Françoise Baret, portrait d'une sorcière franc-comtoise
Sur la foi de témoignages de voisins et d’habitants du village, elle est condamnée à « estre conduitte ayant la hard [= la corde] au col au lieu où est dressé le signe patibulaire [= le gibet] dudit Arc, et là, estre par l’exécuteur de la haulte justice attachée et estranglée à l’un des pilliers d’icelluy tant que mort s’en ensuive. Ce fait, estre son corps bruslé et mis en cendre par ledit exécuteur, et en outre aux frais et mises de justice selon que le contient plus amplement ladite sentence. ».

Après qu’elle a fait appel de cette sentence, celle-ci est commuée le 20 décembre de la même année en bannissement perpétuel hors de Franche-Comté. Françoise Baret a dix jours pour se conformer à cette nouvelle décision.
Les Archives du Doubs conservent de nombreux documents judiciaires évoquant des procès de sorciers et sorcières, mais, contrairement à ce qu’on pourrait croire, ils ne concernent pas la période médiévale mais le XVIIe siècle, apogée de la chasse aux sorcières, en Franche-Comté comme ailleurs en Europe. Dans les près de 700 procès tenus entre 1598 et 1662, les accusés sont le plus souvent condamnés à la peine de mort (59 %) ou au bannissement (15 %). Près d’un sur quatre cependant est libéré à l’issue du procès.

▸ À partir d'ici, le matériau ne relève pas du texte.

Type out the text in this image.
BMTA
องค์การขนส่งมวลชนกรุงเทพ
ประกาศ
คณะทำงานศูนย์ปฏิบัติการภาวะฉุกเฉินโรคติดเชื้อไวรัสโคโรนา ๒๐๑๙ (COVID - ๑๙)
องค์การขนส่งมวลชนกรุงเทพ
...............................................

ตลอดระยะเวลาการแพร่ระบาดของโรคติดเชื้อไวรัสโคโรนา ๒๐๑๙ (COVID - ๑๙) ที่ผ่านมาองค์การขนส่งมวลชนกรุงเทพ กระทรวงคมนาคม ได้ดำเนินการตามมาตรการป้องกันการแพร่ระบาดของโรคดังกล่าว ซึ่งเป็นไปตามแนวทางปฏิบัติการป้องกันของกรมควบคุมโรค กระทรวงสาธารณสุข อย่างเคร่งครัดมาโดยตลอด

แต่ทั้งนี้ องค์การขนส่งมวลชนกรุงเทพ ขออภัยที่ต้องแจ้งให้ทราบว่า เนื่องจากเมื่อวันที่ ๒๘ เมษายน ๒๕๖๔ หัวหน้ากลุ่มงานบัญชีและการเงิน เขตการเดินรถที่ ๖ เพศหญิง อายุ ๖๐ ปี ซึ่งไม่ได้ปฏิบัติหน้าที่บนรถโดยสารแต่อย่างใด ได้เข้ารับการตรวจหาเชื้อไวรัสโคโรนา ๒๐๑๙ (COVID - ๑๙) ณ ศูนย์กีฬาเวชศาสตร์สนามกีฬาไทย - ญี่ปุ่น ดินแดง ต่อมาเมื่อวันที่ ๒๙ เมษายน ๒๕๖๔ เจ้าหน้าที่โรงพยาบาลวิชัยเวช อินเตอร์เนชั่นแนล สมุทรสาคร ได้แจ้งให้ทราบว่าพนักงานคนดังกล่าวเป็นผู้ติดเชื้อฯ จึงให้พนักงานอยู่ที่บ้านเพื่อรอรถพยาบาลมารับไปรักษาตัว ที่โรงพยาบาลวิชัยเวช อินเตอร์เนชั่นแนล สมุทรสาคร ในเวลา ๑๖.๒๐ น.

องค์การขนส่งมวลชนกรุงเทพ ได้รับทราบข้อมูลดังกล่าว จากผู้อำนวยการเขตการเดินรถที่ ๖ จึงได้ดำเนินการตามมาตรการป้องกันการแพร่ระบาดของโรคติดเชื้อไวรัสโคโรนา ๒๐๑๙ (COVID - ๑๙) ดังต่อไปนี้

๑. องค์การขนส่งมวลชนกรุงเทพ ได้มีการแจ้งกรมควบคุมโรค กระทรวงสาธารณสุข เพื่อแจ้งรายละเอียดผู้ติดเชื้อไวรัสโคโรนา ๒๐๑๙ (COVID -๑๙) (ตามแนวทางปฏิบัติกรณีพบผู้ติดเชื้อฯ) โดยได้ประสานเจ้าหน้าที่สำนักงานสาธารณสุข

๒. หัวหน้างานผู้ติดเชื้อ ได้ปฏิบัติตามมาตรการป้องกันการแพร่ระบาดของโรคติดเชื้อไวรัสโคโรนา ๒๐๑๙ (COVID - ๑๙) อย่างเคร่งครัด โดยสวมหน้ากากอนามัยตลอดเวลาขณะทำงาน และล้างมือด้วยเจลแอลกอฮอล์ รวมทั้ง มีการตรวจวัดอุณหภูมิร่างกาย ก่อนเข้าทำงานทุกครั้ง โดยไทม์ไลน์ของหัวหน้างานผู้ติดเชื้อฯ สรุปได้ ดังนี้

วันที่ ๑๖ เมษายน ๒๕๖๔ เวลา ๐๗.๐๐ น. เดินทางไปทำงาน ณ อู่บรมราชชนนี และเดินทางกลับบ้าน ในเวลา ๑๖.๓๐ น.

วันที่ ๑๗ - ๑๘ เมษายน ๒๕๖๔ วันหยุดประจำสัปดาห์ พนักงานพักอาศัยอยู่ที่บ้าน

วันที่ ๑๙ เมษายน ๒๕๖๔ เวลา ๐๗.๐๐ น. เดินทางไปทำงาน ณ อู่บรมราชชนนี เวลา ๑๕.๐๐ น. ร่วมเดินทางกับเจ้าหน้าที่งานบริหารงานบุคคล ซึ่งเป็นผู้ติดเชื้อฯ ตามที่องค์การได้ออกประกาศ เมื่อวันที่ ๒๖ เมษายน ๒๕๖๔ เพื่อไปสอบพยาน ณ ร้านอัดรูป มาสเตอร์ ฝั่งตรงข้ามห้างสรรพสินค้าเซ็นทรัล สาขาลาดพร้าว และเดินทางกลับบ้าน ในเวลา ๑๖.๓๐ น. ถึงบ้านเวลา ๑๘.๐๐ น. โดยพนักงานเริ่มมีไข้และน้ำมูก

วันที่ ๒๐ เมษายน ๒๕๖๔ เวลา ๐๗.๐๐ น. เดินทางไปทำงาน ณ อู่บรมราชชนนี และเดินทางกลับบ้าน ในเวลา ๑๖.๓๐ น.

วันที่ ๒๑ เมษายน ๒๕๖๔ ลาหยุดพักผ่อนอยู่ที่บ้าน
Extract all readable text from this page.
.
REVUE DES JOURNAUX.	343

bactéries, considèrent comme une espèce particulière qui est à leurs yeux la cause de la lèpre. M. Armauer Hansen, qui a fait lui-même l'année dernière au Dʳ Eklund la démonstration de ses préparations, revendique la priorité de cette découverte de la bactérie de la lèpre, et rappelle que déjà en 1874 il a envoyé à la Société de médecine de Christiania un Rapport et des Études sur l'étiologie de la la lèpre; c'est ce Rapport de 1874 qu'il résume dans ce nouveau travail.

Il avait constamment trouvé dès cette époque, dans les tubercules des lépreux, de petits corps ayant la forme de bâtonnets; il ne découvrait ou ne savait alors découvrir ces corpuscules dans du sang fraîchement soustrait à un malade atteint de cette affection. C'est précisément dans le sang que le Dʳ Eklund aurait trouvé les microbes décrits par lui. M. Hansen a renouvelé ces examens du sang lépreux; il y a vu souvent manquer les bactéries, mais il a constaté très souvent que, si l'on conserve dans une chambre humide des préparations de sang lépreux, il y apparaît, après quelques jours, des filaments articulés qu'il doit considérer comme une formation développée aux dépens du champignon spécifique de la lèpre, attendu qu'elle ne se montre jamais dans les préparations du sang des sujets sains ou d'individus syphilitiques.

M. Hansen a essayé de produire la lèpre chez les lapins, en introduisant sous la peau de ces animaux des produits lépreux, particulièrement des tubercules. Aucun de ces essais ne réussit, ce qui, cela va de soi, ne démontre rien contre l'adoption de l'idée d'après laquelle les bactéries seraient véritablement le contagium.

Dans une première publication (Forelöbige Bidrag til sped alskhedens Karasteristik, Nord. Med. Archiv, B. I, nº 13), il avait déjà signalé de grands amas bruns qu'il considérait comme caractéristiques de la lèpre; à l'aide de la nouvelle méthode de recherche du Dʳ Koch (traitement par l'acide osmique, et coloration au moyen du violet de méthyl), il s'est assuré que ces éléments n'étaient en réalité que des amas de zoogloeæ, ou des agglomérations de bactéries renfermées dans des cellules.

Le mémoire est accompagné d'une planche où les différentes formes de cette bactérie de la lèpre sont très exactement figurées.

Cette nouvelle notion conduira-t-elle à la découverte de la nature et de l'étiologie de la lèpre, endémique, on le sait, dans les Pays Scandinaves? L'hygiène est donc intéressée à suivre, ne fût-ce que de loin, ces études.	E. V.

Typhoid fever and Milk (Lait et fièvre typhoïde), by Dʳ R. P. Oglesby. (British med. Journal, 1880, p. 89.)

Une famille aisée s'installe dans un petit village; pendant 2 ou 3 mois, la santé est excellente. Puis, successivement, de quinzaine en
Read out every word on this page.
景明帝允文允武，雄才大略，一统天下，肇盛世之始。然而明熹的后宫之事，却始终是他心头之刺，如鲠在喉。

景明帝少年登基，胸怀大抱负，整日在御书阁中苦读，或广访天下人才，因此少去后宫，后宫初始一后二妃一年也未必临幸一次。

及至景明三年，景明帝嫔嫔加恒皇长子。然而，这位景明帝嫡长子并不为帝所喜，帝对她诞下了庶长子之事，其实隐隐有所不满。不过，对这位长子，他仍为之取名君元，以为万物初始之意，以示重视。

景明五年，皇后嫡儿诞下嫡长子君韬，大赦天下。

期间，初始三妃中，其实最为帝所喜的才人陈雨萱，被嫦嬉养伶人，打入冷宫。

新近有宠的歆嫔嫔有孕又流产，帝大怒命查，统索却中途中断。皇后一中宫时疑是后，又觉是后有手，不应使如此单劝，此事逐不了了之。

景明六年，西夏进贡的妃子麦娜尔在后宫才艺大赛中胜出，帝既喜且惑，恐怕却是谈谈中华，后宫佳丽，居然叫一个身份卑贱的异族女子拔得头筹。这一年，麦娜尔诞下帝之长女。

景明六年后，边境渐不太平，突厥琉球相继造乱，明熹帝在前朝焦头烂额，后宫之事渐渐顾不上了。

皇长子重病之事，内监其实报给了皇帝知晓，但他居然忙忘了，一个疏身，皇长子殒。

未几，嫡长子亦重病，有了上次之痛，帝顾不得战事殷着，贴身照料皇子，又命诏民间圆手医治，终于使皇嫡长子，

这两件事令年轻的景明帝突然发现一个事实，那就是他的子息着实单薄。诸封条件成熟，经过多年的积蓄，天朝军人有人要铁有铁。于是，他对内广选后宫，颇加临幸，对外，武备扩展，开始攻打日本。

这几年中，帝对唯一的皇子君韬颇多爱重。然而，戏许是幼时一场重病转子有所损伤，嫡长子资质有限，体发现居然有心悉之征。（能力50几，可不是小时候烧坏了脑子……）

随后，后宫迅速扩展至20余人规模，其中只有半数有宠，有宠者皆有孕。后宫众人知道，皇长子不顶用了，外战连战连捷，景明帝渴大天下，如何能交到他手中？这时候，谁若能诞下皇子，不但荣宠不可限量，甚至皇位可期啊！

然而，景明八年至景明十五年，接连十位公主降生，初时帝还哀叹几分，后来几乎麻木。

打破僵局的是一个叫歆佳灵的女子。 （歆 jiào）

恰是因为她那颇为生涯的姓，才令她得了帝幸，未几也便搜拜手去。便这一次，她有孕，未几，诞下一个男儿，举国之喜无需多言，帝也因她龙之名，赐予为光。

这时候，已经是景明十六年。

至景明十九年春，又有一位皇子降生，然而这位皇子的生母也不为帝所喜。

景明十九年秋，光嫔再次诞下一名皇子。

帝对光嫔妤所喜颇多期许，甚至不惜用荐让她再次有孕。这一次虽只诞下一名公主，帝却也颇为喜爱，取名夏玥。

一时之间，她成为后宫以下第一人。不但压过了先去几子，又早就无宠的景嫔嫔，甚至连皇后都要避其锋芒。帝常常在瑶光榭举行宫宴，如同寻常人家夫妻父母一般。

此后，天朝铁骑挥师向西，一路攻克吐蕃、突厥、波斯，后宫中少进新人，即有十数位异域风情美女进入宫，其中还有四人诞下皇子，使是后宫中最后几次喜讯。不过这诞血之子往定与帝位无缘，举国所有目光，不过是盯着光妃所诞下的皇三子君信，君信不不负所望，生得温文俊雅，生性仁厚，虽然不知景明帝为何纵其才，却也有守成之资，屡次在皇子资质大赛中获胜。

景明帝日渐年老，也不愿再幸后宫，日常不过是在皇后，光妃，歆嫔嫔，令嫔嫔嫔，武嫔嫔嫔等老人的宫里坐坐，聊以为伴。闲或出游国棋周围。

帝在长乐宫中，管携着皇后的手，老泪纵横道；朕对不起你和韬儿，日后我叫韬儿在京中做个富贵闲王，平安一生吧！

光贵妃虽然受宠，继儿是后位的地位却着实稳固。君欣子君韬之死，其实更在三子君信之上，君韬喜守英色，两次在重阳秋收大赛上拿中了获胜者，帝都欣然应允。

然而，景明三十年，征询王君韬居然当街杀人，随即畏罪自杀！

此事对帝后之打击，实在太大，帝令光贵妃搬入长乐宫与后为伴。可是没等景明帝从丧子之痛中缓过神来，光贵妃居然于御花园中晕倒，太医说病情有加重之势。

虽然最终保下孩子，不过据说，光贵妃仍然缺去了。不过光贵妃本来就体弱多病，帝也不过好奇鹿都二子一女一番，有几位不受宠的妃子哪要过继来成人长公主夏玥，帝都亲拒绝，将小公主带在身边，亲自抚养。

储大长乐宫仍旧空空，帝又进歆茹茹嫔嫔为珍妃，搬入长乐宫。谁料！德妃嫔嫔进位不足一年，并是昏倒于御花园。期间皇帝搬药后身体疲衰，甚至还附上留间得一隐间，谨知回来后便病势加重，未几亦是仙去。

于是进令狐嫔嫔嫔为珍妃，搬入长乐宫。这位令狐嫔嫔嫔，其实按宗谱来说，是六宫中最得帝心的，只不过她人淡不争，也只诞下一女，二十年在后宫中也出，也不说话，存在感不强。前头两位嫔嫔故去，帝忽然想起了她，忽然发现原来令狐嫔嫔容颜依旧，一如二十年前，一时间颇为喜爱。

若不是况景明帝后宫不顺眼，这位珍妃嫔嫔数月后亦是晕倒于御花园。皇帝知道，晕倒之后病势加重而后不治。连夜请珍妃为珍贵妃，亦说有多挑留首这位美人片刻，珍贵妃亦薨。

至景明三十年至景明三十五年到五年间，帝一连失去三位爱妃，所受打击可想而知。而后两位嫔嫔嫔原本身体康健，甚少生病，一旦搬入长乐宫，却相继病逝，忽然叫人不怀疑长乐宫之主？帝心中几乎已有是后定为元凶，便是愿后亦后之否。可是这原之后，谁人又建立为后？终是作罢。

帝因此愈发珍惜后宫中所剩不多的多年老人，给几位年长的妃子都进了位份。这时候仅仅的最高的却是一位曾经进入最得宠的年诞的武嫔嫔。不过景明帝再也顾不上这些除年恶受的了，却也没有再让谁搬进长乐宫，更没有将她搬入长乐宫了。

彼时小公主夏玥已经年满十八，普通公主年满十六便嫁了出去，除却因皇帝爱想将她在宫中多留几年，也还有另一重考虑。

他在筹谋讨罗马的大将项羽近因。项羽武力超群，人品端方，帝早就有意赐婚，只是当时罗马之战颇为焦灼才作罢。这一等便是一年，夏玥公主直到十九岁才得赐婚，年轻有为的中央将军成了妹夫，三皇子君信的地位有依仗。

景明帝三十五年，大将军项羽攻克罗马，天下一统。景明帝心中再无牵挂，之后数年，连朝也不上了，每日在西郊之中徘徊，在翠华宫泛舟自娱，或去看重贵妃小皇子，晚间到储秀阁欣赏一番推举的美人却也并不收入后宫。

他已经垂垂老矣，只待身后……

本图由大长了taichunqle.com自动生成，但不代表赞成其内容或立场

De multiples raisons peuvent pousser à dénoncer un sorcier, mais c’est la connaissance des plantes et des remèdes qui est souvent mise en avant. Une guérison ratée, par exemple, peut provoquer la colère du malade ou de son entourage, qui soupçonne aussitôt une intention mauvaise. On peut aussi penser que la méfiance collective est entretenue par l’ambivalence de ces connaissances, qui s’étendent à la contraception ou l’avortement (crimes punis de mort). On retrouve également la dénonciation de pratiques jugées sataniques mais bien souvent liées au mélange entre ignorance et religiosité populaire. Évidemment, quand un guérisseur tient en plus des propos hostiles à un clergé décrit comme profiteur, incompétent voire incohérent (concubinage, gloutonnerie, cupidité), il aggrave son cas …
Si l’on trouve aussi bien des hommes que des femmes parmi les accusés, le crime de sorcellerie est surtout affaire de femmes. L’expression célèbre de Jules Michelet « pour un sorcier, dix-mille sorcières », quoique exagérée, reflète pourtant une réalité : si, en Franche-Comté, on trouve 70 % de femmes accusées contre 30 % d’hommes, la moyenne en Europe est plus proche de 80 % de femmes.
En effet, la femme est souvent considérée comme l’alliée, voire la servante naturelle, du Diable. Cette vision, qui s’explique notamment par la peur de la sexualité féminine et de ses manifestations (les règles par exemple), est entretenue par une certaine littérature cléricale anti-féminine. Les rédacteurs des manuels de démonologie (destinés à aider les juges à repérer et à caractériser la sorcellerie) contribuent à ancrer ce préjugé. Le Marteau des sorciers (1487), ouvrage de référence dans la lutte contre ce crime, utilise même une étymologie fantaisiste du mot femina (femme, en latin), soi-disant formé de fe (= foi) et minus (= moins), pour justifier la faiblesse de l’esprit féminin et son appétit pour les diableries. Il est d’ailleurs saisissant de constater que c’est sur ce même préjugé de crédulité et de faiblesse que s’appuieront les opposants au droit de vote des femmes des XIXe et XXe siècles (comme Charles Beauquier, député du Doubs, dans certains articles de la presse locale), présentant cette fois la femme comme soumise à l’influence politique… des prêtres.